"I have six of them to struggle for," she said,—adding, after a moment's pause, "and it is hard to be obliged to do it all."

I saw that she was dressed in newly made mourning. I knew what mourning was,—but not then what it was to be a widow. My mother afterwards told me she was such, and was therefore in black. Other conversation passed between the two, during which I looked up into the widow's face with the unreflecting intensity of childish interest. Her voice was so remarkable, so kind, so gentle, so full of conciliation, that it won my heart. There was a sadness in her face which struck me most forcibly and painfully. There was an expression of care, of overwork, and great privation. Yet, for all this, the lines of her countenance were beautiful even in their painfulness.

While I thus stood gazing up into the widow's face, the shopkeeper came forward from a distant window, by whose light he had been examining the vests, threw them roughly down upon the counter in front of her, and exclaimed in a sharp voice,—

"Can't pay for such work as this,—don't want it in the shop,—never had the like of it,—look at that!"

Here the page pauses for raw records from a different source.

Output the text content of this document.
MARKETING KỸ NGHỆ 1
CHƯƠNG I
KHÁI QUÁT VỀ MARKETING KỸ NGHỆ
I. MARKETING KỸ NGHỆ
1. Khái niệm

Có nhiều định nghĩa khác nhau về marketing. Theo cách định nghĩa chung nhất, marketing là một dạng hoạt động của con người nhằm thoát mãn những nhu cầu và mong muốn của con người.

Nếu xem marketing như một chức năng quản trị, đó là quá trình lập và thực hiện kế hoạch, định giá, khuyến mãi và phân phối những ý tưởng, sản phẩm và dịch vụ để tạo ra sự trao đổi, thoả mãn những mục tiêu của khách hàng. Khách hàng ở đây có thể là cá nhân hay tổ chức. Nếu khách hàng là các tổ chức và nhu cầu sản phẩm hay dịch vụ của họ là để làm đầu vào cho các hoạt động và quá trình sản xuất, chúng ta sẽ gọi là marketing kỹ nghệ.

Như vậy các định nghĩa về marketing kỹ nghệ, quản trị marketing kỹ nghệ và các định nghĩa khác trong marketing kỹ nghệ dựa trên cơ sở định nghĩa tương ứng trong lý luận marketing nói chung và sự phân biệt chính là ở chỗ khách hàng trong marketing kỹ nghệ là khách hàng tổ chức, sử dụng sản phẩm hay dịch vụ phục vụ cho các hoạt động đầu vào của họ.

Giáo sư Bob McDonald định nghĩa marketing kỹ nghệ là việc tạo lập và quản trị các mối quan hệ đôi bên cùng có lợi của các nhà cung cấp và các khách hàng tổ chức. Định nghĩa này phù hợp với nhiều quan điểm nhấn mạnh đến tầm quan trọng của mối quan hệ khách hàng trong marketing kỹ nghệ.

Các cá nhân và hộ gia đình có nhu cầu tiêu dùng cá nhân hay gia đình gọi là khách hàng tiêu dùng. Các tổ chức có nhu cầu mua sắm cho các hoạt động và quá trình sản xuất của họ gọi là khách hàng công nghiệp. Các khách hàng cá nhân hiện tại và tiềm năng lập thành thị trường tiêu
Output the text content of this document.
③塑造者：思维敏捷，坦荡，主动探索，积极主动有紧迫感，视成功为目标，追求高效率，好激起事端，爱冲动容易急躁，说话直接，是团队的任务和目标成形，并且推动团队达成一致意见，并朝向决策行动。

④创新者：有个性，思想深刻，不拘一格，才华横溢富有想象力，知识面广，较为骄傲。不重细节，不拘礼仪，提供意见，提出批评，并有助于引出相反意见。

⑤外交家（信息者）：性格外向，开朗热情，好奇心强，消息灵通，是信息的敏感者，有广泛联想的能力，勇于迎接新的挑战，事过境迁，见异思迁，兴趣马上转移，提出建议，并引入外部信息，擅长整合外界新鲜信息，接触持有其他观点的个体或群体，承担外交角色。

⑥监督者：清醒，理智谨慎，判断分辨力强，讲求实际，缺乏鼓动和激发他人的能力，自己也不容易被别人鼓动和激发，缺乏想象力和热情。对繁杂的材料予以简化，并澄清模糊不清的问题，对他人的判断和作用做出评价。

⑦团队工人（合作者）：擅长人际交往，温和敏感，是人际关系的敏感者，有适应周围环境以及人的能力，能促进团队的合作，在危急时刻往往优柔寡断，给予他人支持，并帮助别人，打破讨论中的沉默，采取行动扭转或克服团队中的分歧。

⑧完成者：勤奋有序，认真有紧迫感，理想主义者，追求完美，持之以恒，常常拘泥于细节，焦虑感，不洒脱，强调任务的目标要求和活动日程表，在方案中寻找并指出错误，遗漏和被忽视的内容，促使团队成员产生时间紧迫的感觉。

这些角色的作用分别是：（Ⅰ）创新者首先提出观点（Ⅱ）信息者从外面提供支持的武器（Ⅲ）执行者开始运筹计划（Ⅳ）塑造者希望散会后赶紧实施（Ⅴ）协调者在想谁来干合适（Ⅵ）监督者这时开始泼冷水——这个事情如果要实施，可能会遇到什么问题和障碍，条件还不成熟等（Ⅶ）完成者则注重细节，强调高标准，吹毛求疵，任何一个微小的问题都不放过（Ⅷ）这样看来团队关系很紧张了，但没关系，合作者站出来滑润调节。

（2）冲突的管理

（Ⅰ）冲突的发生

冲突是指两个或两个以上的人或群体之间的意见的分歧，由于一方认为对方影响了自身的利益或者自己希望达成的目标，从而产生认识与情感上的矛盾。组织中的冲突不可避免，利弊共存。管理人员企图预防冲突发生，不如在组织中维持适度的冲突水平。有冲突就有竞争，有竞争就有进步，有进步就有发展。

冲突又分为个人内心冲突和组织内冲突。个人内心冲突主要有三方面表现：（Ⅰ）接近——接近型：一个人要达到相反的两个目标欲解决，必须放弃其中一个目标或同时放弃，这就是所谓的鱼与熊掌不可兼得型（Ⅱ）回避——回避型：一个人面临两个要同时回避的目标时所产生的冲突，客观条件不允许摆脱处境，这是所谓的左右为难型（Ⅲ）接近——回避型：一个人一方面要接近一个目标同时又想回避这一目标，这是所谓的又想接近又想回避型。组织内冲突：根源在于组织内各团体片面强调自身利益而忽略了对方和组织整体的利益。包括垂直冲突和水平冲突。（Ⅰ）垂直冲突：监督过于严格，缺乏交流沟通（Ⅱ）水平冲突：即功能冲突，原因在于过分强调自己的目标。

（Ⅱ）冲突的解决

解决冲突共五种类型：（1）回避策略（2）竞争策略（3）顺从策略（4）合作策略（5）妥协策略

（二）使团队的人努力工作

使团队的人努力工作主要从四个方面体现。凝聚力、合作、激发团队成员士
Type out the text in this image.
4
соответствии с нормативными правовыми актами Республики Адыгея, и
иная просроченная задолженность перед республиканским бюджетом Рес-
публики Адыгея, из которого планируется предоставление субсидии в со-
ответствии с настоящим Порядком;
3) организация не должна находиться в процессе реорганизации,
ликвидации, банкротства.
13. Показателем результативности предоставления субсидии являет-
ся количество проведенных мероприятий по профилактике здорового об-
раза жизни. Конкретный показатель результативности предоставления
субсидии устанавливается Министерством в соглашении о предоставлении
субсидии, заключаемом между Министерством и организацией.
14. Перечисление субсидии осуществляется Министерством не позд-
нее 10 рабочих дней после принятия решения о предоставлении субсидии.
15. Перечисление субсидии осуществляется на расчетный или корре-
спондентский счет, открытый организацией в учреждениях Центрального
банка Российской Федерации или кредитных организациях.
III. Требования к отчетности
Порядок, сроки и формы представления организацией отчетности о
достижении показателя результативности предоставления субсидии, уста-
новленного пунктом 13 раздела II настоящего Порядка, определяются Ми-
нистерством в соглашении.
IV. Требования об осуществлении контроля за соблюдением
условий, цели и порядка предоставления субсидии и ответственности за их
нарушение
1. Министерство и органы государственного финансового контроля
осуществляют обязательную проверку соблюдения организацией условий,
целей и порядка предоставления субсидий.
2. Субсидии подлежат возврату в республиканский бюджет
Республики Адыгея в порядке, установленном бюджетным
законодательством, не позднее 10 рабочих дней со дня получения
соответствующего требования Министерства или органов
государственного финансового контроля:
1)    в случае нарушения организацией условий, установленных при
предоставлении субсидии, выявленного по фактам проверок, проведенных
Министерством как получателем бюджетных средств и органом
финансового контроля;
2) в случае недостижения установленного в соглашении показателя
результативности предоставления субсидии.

He tossed a vest toward my mother, who took it up, and examined it. One end of it hung down low enough for me to catch, and I also undertook the business of inspection. I scanned it closely, and was a sufficient judge of sewing to see that it was made up with a stitch as neat and regular as that of my mother. She must have thought so, too; for, on returning it to the man, she said to him,—

"The work is equal to anything of mine."

Hearing a new voice, he then discovered, that, instead of tossing the vest to the poor widow, he had inadvertently thrown it to my mother. Then, addressing the former, he said, in the same sharp tone,—

"Can't pay but half price for this kind of work; don't want any more like it. There's your money; do you want more work?"

He threw down the silver on the counter. The whole price, or even double, would have been a mere pittance, the widow's mite indeed; but here was robbery of even that. What, in such a case, was this poor creature to do? She had six young and helpless children at home,—no husband to defend her,—no friend to stand between her and the man who thus robbed her. A resort to law were futile. What had she wherewith to pay either lawyer or magistrate? and was not continued employment a necessity? All these thoughts must have flashed across her mind. But in the terrible silence which she kept for some minutes, still standing at the counter, how many others must have succeeded them! What happy images of former comfort came knocking at her heart! what an agonizing sense of present destitution! what a contrast between the brightness of the one and the gloom of the other! and then the cries of hungry children ringing importunately in her ears! I noticed her all the time, and, child that I was, did so merely because she stood still and made no reply,—utterly unconscious that emotions of any kind were racking her grief-smitten heart. I felt no such emotions myself,—how should I suppose that they had even an existence?

She made no answer to the man who had thus wantonly outraged her, but, turning to my mother, looked up into her face as if for pity and advice. Were they not equally helpless victims on the altar of a like domestic necessity, and should not common trials knit them together in the bonds of a common sympathy? A new sadness came over her yet beautiful countenance; but no tear gushed gratefully to relieve her swelling heart. She took up the money,—I saw that her hand was trembling,—placed it in her purse, lifted from the counter a bundle containing a second dozen of vests, and, bidding my mother a graceful farewell, left the scene of this cruel imposition on one utterly powerless either to prevent it or to obtain redress. I have never forgotten the incident.